Yesterday, I went to a new place called "Oishii Karlsruhe" - an "all you can eat sushi restaurant in Karlsruhe. Since there are not many good restaurants in Karlsruhe let alone Asian restaurants - this one caught my attention.
And since this blog is about innovation, I thought their business model is worthwhile discussing shortly. Disclaimer: I am not a restaurant expert, and the following thoughts are really a quick&dirty analysis.
Here is how it goes:
- You sit at a table, equipped with an iPad + an app that serves as a mobile-order machine.
- You pay 22.90 Euro in total, excluding beverages. So you will end up at about 30 Euros.
- You are are allowed to order 10 times x 5 dishes / 10 minutes. Each dish has one piece of sushi, e.g. Nigiri etc.
- Each order can be made any time, but once an order is transmitted, you need to wait 10 minutes until the next order. In theory if you make use of 10 rounds, you sit there for 100 minutes continually eating.
- Lets say, you are 4 people. This allows you to order 20 pieces max per round of order and you need to wait 10 minutes to order the next 20 pieces.
- There is no price differentiation between sushi pieces. So an Amaebi, or Unagi will be the same price as a Tamago or a green tea ice cream. What matters is the number of units per order which is limited to 5 dishes per order per person.
- So you could potentially end up eating 50 dishes of sushi for a price of 22.9 Euro
- There is a penalty involved in case you do not finish ordered dishes.
Pro/Cons for the user
- Some customers prefer eating less than 22.9 Euro. However, even sushi circle restaurants a la carte will soon hit 23 Euros unless you just want to go for a mini-snack for lunch. So 22.9. Euros is quite deal. And if you order entire menus a la carte, they often actually start at 20 Euros for a decent meal.
- You enjoy the freedom of choosing without calculating the effect of a sushi dish (grey??) on your maximum "meal-budget"
- You can order a la carte and do not have to stare at the circling sushi dishes giving your friend full attention.
- You do not have to push the cook who is usually busy as hell with a begging expression on your hungry face for an a la carte order ("Can I have some salmon sashimi please"? "really, you already had 3"!)
- The place was full and I could only see a few tables being empty.
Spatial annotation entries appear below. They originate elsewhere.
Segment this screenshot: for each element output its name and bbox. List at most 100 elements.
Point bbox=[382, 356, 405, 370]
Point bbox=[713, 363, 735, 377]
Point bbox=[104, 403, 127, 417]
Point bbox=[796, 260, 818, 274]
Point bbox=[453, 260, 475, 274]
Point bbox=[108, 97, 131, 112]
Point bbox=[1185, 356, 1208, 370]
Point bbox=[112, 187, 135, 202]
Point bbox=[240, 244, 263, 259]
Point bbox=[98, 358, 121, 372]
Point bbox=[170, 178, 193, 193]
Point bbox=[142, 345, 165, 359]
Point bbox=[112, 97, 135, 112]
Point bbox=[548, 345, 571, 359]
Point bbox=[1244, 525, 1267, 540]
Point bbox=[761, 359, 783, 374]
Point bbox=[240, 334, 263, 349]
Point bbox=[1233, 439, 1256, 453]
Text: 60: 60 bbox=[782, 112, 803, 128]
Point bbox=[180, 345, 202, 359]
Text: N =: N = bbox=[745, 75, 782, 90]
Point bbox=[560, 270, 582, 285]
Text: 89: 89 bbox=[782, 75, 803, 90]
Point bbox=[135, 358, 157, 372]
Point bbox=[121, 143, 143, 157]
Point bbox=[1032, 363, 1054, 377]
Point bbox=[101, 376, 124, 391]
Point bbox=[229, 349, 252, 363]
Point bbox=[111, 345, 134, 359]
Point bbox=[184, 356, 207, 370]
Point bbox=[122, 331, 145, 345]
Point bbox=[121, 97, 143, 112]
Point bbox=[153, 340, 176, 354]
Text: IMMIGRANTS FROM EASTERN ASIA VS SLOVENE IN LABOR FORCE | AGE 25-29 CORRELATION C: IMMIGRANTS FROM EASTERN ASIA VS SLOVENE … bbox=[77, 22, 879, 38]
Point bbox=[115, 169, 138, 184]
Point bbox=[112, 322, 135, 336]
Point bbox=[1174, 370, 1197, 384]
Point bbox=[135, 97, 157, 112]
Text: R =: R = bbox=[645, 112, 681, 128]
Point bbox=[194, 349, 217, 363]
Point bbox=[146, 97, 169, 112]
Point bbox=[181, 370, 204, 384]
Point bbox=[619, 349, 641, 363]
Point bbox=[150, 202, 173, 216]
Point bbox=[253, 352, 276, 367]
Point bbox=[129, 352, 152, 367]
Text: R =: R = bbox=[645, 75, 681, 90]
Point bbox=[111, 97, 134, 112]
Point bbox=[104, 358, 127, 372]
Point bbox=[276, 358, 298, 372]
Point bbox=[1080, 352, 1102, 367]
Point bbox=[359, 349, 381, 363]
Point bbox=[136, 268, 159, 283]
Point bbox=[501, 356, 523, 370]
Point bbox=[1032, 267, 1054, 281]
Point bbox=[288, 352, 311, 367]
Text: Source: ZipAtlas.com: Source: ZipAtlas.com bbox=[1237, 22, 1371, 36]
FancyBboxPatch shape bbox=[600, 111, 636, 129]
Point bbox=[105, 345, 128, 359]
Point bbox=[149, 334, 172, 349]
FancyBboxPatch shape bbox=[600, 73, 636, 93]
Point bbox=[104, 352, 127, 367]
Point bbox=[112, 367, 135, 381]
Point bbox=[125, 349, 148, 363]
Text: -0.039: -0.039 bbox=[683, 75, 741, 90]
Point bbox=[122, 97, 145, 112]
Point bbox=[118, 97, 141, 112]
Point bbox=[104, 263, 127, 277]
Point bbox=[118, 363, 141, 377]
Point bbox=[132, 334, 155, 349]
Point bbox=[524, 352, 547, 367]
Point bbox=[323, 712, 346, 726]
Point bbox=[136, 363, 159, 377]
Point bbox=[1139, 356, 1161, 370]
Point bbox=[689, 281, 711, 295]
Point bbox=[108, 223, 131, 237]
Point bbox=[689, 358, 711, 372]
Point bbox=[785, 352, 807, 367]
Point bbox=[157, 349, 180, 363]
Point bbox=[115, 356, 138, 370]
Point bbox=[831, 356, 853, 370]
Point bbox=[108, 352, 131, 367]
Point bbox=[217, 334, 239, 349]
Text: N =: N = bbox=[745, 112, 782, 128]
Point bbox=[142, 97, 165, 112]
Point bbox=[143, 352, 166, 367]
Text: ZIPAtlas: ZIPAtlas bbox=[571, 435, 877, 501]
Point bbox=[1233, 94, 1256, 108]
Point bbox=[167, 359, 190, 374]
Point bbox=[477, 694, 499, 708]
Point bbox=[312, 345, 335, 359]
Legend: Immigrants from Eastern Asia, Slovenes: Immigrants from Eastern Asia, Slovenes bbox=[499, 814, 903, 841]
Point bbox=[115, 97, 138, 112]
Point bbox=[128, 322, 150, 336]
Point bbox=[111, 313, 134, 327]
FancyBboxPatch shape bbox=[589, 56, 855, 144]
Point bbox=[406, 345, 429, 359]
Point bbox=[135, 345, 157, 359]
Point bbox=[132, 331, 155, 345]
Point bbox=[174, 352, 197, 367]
Enormously high table fill rate.
- People on average will not order more than 5 rounds which affects the the table turnover. I guess it will be quite predictable and have the shape of a normal curve with something like 1.5 hours in the middle scewing to 2 hours to the right and 1 hour to the left.
- Same goes for average revenue per customer which will range between [ 26 to 30] including beverages.
- I guess one could sum it up by concluding: high predictability regarding ARPU (average revenues per user) and table turnover.
- What I would be worried about is material cost. Sushi is expensive. To do the analysis, one would have to look at the distribution of ordered sushi (stuff like amebi, unagi is really expensive)
- However as long as the number of restaurant visitors remains stable you have a good prediction of total revenues, thus can optimize profitability in a quite controlled manner.
Conclusion
- Great advantage for the user who love to eat a lot of sushi at a fixed budget
- Therefore high fill rate, predictable table turnover rate and therefore stable total revenues
- Profitability to be optimized in purchase and production costs. The portfolio can be optimized upon that (for instance taking away super expensive sushi won't hurt the majority, maybe sushi freaks like me)
- Overall great idea which proves that innovation nowadays is about business model innovation.